I tre scenari analizzati
Nello studio Maria Enrica Virgillito della Scuola Superiore Sant’Anna di Pisa e Angelica Sbardella e Lorenzo Cresti del Centro di Ricerche Enrico Fermi di Roma hanno elaborato un’analisi con tre scenari. In quello più prudenziale (low intervention) si ipotizza che il 65% dei lavoratori in esubero venga reimpiegato in altri settori, che il 35% acceda alla cassa integrazione e che il 5% rimanga disoccupato. Al 2030 si registra una perdita di valore della produzione di 7,24 miliardi e di consumo di automobili 4,42 miliardi di dollari (-56% rispetto al 2020). I lavoratori persi sono 66.400, di cui 24.600 direttamente impiegati nel settore dell’auto (-65% rispetto al 2020) e 41.800 nel resto della filiera (-54%). Nel corso di 10 anni, il costo della cassa integrazione a copertura di 20mila lavoratori costerebbe allo Stato 510 milioni di dollari.

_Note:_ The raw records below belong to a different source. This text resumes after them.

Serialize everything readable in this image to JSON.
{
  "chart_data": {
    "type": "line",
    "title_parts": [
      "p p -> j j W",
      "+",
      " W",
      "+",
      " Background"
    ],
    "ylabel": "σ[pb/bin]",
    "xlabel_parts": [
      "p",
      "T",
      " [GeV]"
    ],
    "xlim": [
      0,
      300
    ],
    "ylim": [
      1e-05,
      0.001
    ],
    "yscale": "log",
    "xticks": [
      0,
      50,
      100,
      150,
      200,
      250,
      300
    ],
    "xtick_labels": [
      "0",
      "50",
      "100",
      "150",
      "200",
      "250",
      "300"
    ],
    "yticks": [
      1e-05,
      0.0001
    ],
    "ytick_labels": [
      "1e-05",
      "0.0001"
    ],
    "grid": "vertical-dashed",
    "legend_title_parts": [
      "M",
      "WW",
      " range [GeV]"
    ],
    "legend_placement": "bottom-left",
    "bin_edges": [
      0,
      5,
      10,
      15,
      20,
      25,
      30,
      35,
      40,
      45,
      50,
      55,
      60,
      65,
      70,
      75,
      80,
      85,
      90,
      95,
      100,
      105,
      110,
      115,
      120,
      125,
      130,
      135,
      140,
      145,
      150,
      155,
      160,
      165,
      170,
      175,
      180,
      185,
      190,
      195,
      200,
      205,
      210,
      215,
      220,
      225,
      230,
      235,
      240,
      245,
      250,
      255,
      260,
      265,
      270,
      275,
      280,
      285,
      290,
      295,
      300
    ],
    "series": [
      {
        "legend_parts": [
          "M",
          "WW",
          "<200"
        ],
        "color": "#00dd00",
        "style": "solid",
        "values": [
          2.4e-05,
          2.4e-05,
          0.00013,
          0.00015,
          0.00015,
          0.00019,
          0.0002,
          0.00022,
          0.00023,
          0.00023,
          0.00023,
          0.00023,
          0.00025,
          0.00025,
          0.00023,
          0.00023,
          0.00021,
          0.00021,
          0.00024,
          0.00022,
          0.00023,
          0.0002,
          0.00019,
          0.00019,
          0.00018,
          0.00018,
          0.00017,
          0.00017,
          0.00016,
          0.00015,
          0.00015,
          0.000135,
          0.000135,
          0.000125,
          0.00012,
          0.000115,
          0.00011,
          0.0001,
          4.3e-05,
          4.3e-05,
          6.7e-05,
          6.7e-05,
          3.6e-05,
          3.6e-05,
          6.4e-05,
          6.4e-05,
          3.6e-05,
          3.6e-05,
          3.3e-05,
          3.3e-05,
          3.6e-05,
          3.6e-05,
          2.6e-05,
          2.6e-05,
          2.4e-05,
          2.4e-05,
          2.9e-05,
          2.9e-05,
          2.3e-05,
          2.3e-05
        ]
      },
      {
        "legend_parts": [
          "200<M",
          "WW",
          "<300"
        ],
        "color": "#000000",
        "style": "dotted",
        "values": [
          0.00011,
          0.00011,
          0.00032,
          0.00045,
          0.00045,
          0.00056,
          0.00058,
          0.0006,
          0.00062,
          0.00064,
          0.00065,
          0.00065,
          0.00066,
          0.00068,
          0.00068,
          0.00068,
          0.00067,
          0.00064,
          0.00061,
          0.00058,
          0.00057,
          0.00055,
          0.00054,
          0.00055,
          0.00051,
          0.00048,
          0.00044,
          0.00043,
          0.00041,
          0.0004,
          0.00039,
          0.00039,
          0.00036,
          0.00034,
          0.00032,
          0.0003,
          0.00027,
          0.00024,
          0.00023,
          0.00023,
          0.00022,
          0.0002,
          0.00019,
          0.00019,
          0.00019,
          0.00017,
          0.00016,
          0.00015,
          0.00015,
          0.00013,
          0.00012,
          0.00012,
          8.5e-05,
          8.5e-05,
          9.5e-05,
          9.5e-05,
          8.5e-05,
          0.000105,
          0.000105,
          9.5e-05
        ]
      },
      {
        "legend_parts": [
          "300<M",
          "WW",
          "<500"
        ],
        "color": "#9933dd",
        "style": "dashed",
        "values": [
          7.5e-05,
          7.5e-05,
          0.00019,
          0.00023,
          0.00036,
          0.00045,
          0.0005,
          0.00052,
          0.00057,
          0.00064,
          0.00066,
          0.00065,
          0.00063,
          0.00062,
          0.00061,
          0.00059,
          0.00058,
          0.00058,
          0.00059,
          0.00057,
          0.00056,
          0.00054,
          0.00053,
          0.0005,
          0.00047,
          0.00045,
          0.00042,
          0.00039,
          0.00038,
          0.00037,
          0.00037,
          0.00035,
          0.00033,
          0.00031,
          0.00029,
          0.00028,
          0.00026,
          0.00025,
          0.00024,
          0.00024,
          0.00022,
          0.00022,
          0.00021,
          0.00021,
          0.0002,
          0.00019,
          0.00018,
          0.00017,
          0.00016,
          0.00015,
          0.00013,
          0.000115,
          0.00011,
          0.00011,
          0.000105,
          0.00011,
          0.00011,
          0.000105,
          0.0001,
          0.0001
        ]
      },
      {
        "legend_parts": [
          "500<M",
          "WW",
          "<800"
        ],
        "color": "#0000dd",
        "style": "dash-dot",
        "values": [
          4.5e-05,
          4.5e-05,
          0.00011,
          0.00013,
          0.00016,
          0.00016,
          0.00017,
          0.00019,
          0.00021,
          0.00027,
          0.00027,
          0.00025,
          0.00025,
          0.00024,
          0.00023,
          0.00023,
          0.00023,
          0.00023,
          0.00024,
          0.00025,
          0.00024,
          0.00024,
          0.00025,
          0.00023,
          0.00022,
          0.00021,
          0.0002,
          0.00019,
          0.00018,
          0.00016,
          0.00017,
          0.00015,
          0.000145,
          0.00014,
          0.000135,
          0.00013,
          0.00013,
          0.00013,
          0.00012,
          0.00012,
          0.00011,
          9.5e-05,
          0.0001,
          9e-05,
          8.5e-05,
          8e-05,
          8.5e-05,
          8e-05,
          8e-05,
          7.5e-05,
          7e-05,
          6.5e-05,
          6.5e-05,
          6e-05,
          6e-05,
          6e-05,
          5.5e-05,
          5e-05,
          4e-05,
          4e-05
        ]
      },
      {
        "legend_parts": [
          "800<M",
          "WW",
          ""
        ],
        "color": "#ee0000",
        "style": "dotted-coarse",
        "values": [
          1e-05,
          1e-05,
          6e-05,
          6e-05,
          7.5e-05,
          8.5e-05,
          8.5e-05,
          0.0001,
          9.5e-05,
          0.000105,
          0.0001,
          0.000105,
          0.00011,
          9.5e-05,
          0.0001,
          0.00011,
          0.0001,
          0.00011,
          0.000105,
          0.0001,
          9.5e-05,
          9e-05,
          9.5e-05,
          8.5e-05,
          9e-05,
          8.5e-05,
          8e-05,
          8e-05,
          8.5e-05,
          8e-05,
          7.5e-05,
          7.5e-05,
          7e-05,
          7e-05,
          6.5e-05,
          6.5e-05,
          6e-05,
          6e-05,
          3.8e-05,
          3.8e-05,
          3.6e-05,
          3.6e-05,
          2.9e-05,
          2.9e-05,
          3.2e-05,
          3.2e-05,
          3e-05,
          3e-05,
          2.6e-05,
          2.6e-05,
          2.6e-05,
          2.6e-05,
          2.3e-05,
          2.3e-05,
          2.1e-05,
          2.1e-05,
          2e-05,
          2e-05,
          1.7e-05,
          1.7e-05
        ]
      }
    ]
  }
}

Diversa è la situazione nel caso in cui altri settori riescano ad assorbire solo in minima parte (15%) i lavoratori lasciati a casa dal settore auto (high intervention). Il calo di produzione e consumo è pari al 58% rispetto al 2020, con una perdita in valore rispettivamente di 7,49 miliardi e 4,66 miliardi di dollari. Si perdono 94mila posti di lavoro. “I quasi 30mila impiegati diretti in meno – spiegano i ricercatori – rappresentano una riduzione del 77,6% rispetto al 2020 e rischiano di segnare un punto di non ritorno per la capacità produttiva”. In questo scenario, la cassa integrazione arriva a coprire 75mila lavoratori, con un costo di quasi 2 miliardi di dollari, quattro volte la spesa prevista nello scenario prudenziale.

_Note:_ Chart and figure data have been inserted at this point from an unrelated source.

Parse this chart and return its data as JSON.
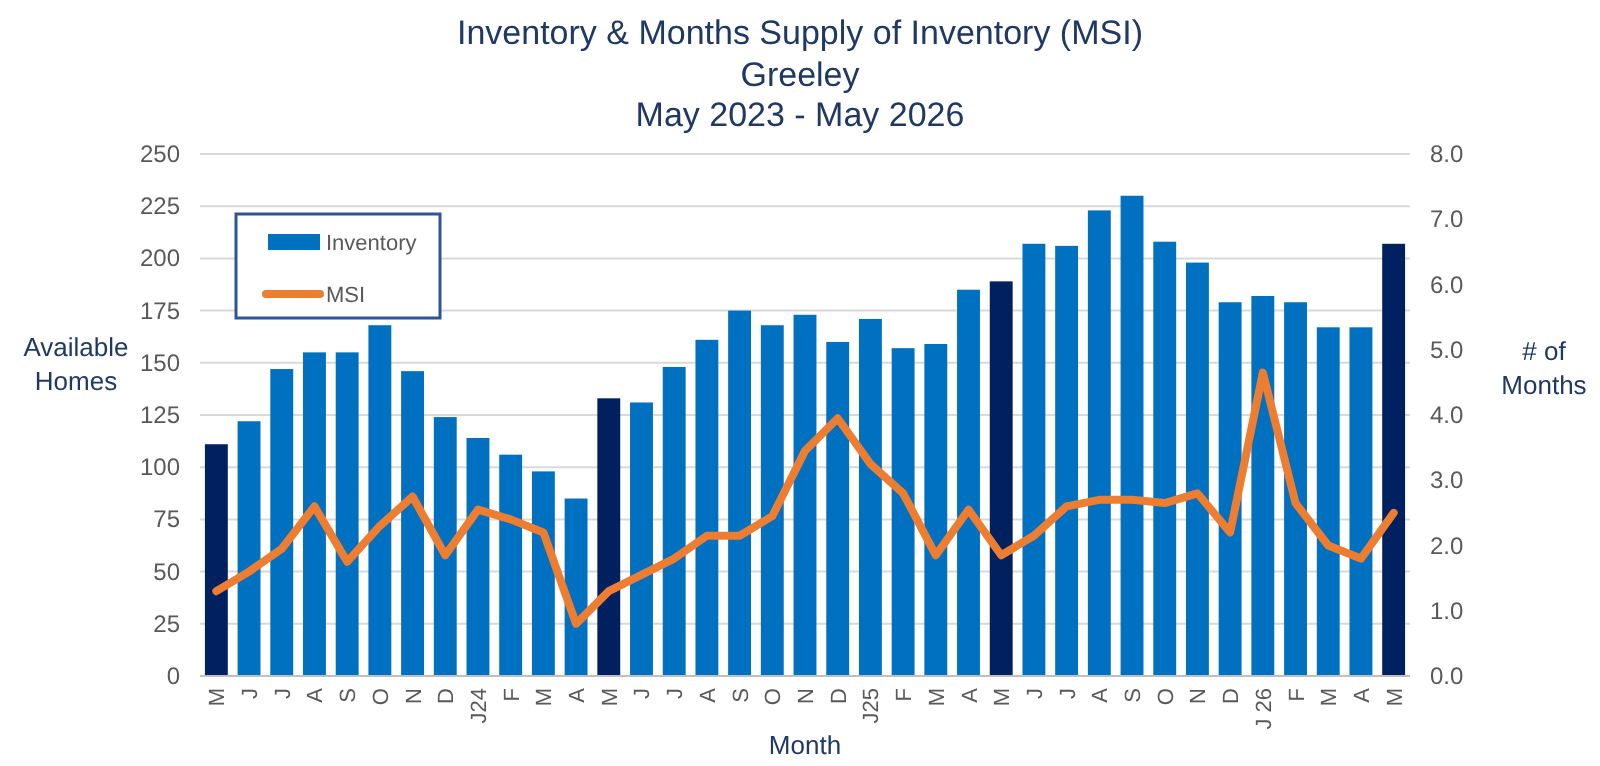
{
  "chart_data": {
    "type": "bar",
    "title": "Inventory & Months Supply of Inventory (MSI)",
    "subtitle": "Greeley\nMay 2023 - May 2026",
    "xlabel": "Month",
    "ylabel": "Available\nHomes",
    "y2label": "# of\nMonths",
    "categories": [
      "M",
      "J",
      "J",
      "A",
      "S",
      "O",
      "N",
      "D",
      "J24",
      "F",
      "M",
      "A",
      "M",
      "J",
      "J",
      "A",
      "S",
      "O",
      "N",
      "D",
      "J25",
      "F",
      "M",
      "A",
      "M",
      "J",
      "J",
      "A",
      "S",
      "O",
      "N",
      "D",
      "J 26",
      "F",
      "M",
      "A",
      "M"
    ],
    "series": [
      {
        "name": "Inventory",
        "color": "#0070c0",
        "colors": [
          "#002060",
          "#0070c0",
          "#0070c0",
          "#0070c0",
          "#0070c0",
          "#0070c0",
          "#0070c0",
          "#0070c0",
          "#0070c0",
          "#0070c0",
          "#0070c0",
          "#0070c0",
          "#002060",
          "#0070c0",
          "#0070c0",
          "#0070c0",
          "#0070c0",
          "#0070c0",
          "#0070c0",
          "#0070c0",
          "#0070c0",
          "#0070c0",
          "#0070c0",
          "#0070c0",
          "#002060",
          "#0070c0",
          "#0070c0",
          "#0070c0",
          "#0070c0",
          "#0070c0",
          "#0070c0",
          "#0070c0",
          "#0070c0",
          "#0070c0",
          "#0070c0",
          "#0070c0",
          "#002060"
        ],
        "values": [
          111,
          122,
          147,
          155,
          155,
          168,
          146,
          124,
          114,
          106,
          98,
          85,
          133,
          131,
          148,
          161,
          175,
          168,
          173,
          160,
          171,
          157,
          159,
          185,
          189,
          207,
          206,
          223,
          230,
          208,
          198,
          179,
          182,
          179,
          167,
          167,
          207
        ]
      },
      {
        "name": "MSI",
        "type": "line",
        "axis": "y2",
        "color": "#ed7d31",
        "values": [
          1.3,
          1.6,
          1.95,
          2.6,
          1.75,
          2.3,
          2.75,
          1.85,
          2.55,
          2.4,
          2.2,
          0.8,
          1.3,
          1.55,
          1.8,
          2.15,
          2.15,
          2.45,
          3.45,
          3.95,
          3.25,
          2.8,
          1.85,
          2.55,
          1.85,
          2.15,
          2.6,
          2.7,
          2.7,
          2.65,
          2.8,
          2.2,
          4.65,
          2.65,
          2.0,
          1.8,
          2.5
        ]
      }
    ],
    "ylim": [
      0,
      250
    ],
    "yticks": [
      0,
      25,
      50,
      75,
      100,
      125,
      150,
      175,
      200,
      225,
      250
    ],
    "y2lim": [
      0,
      8
    ],
    "y2ticks": [
      {
        "value": 0,
        "label": "0.0"
      },
      {
        "value": 1,
        "label": "1.0"
      },
      {
        "value": 2,
        "label": "2.0"
      },
      {
        "value": 3,
        "label": "3.0"
      },
      {
        "value": 4,
        "label": "4.0"
      },
      {
        "value": 5,
        "label": "5.0"
      },
      {
        "value": 6,
        "label": "6.0"
      },
      {
        "value": 7,
        "label": "7.0"
      },
      {
        "value": 8,
        "label": "8.0"
      }
    ],
    "grid": "y",
    "legend": "top left",
    "line_style": "solid",
    "marker": "none"
  }
}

Il terzo scenario (medium intervention) vede il 45% dei lavoratori uscire dal settore e venire assorbiti altrove, il 5% resta disoccupato e la cassa integrazione copre il restante 50%. La perdita di produzione e consumo è molto simile a quella degli altri scenari, ma i valori di occupazione e costi per lo Stato si avvicinano di più al primo. I lavoratori persi sono 75.600, di cui 26.400 diretti (il 70% in meno rispetto al 2020). La cassa integrazione copre 38mila lavoratori con un impatto sulle finanze pubbliche di circa un miliardo.
Le misure da adottare
Lo studio indica una serie di interventi e leve fiscali finalizzati alla transizione all’elettrico. Ecco e T&E sottolineano la possibilità di “sperimentare il social leasing e di accelerare l’elettrificazione delle flotte aziendali”, utilizzando meccanismi come l’Ecoscore” per premiare i veicoli puliti. “Incentivare la domanda e stimolare investimenti nell’innovazione di prodotto e di processo per produzioni di veicoli elettrici e componenti made in Italy deve diventare una priorità nazionale” commenta Massimiliano Bienati, responsabile delle politiche dei trasporti di Ecco. Per colmare il diverso costo dell’energia con altri Paesi, la raccomandazione è quella di integrare misure emergenziali con una strategia di disaccoppiamento tra i prezzi di gas e rinnovabili. Gli obiettivi Ue di riduzione delle emissioni nel settore dovrebbero favorire gli investimenti nella mobilità elettrica: “L’Italia deve sostenerli, accantonando richieste (come per l’inserimento dei biocarburanti nel regolamento) che rischiano di indebolire o rallentare la transizione”.